The hidden mathematics of the CPC model
The CPC model requires paying for each click - regardless of the sales effect. For a campaign with a conversion rate of 1-2%, this means 98-99% of the budget burns through with no revenue effect. Example:
- 10,000 clicks at 0.80 EUR = 8,000 EUR cost.
- At a conversion rate of 1.5% → 150 orders.
- Cost of acquisition per order (CAC): 53.33 EUR.
If the average unit margin is 15 EUR, the store earns a few EUR per order - provided the customer returns. In many categories (fashion, cosmetics, home accessories), such math makes revenue growth simultaneous with margin loss.
Sales commissions
Affiliate platforms or marketplaces that charge 5–12% commission turn sales success into an additional operating cost. A store that sells 200,000 EUR worth of merchandise in a month with a 20% margin gives back 10,000 EUR – 24,000 EUR to the platform. That's 25–60% of pure gross profit, which could stay with the company.
Payment operators with a commission of 1.4%, on the other hand, generate a cost of 1,400 EUR per month with a turnover of 100,000 EUR – totaling 16,800 EUR per year. The effect is the same: each transaction becomes progressively less profitable.
Fixed cost models
The alternative is a subscription-based billing model, in which the cost of marketing is independent of the number of clicks and sales. This makes it possible to maintain a stable cost structure with volume growth.
Example: a store pays 400 EUR per month to display its offerings in AI channels (e.g., Semly.ai). If the platform generates 3,000 impressions per month and 60 orders, the cost of order acquisition drops to 6.67 EUR – more than 8x cheaper than the CPC model.
Impact of AI technologies and language models
New sales channels - such as product visibility in conversational models (ChatGPT, Gemini) - eliminate the need for click bidding. AI pulls data from open sources (e.g., XML feeds), recommends products in response to user queries ("recommend comfortable trekking shoes"), and the seller pays no commission.
This shifts the focus from paid visibility at semantic indexing (understanding) - i.e. optimization of product data for GEO.
GEO as a successor to SEO
Just as SEO used to determine visibility on Google, the GEO (Generative Engine Optimization) decides whether a product will appear in AI results. The difference is fundamental:
Key factor:
- SEO - keywords and backlinks.
- GEO - product data quality (XML feed, description, category).
Visibility type:
- SEO - link in search results.
- GEO - direct product recommendation.
Cost per click:
- SEO - variable (CPC).
- GEO-zero (feed-information).
Effect:
- SEO - website traffic.
- GEO - purchase intent in conversation, conversion higher by up to 6x (report Semly.ai).
That's why e-commerce owners today should think not about "traffic from Google Ads," but about presence in generative AI recommendations - because that's where the new shopping path begins.

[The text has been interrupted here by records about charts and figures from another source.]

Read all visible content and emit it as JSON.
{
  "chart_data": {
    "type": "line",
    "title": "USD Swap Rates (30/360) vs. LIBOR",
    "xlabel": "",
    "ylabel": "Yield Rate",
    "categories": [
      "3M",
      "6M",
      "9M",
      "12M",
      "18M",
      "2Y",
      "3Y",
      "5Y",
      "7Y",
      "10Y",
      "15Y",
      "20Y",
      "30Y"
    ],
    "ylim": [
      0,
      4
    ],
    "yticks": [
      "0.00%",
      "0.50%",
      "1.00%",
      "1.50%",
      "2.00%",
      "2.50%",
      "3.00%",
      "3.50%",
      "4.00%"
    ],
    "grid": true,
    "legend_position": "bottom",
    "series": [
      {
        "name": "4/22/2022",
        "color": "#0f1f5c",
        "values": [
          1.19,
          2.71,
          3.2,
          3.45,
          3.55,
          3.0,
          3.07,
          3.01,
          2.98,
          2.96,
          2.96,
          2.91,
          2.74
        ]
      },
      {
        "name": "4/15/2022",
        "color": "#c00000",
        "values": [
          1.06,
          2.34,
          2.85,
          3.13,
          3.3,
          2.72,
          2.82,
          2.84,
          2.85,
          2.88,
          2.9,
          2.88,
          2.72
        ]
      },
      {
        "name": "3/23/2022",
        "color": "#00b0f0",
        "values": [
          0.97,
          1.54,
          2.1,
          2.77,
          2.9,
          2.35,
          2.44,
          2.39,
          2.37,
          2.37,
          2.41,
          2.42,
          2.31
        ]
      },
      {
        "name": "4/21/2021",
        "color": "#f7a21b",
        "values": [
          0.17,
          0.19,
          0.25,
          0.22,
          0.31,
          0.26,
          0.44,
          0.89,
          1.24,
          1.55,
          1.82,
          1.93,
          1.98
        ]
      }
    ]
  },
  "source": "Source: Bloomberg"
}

Practical implementation in the store
- XML feed export - with Shopify, WooCommerce, PrestaShop or Magento (Google Merchant format).
- Analysis of data fields - titles, categories, price attributes and descriptions must be semantically precise (e.g., instead of "trekking boots" it is better "men's trekking boots with Gore-Tex membrane, low").
- AI channel registration - integration with a platform like Semly.ai or directly adding the feed to LLM-friendly directories (currently only US market).
- Monitoring AI recommendations - check in which queries the product appears and where it doesn't (e.g., "30l mountain backpack").
- Maintaining data quality - AI prefers up-to-date, complete and logically described product data.
Commission-free models are no longer an experiment, but a method of rebuilding real margins in a world where advertising costs are rising faster than profitability. A fixed cost gives stores not only financial control, but also access to sales channels where purchasing decisions are increasingly made - interacting with AI, not a search engine.
Tomasz Cincio - CEO of Semly.ai
Example of GEO implementation with Semly
Case 30 days (anonymized): natural cosmetics store
Target: lower the CAC and protect the margin.
Parameters: AOV = 46,50 EUR, gross margin = 40%, CR = 1.5%, payment fees = 1.4%.
Before (CPC model):
- 10,000 clicks × 0.19 EUR = 1,860 EUR expense
- 150 orders → revenue 6,975 EUR
- Gross margin 2,790 EUR – payment fees 98 EUR – ads 1,860 EUR
- Margin after costs: 832 EUR (CAC 12.40 EUR)
Po (GEO subscription model):
- Subscription 93 EUR (without CPC)
- 150 orders → revenue 6,975 EUR
- Gross margin 2,790 EUR – payment fees 98 EUR – subscription 93 EUR
- Margin after costs: 2,599 EUR (CAC 0.62 EUR)
Effect: +1,767 EUR margin / +212% vs. CPC, with the same number of orders.
comparison of two consecutive two-week windows (30 days total); other channels and discounts unchanged; data: GA4 + Semly Pixel; AOV and CR fluctuations within ±3% and ±0.1 pp.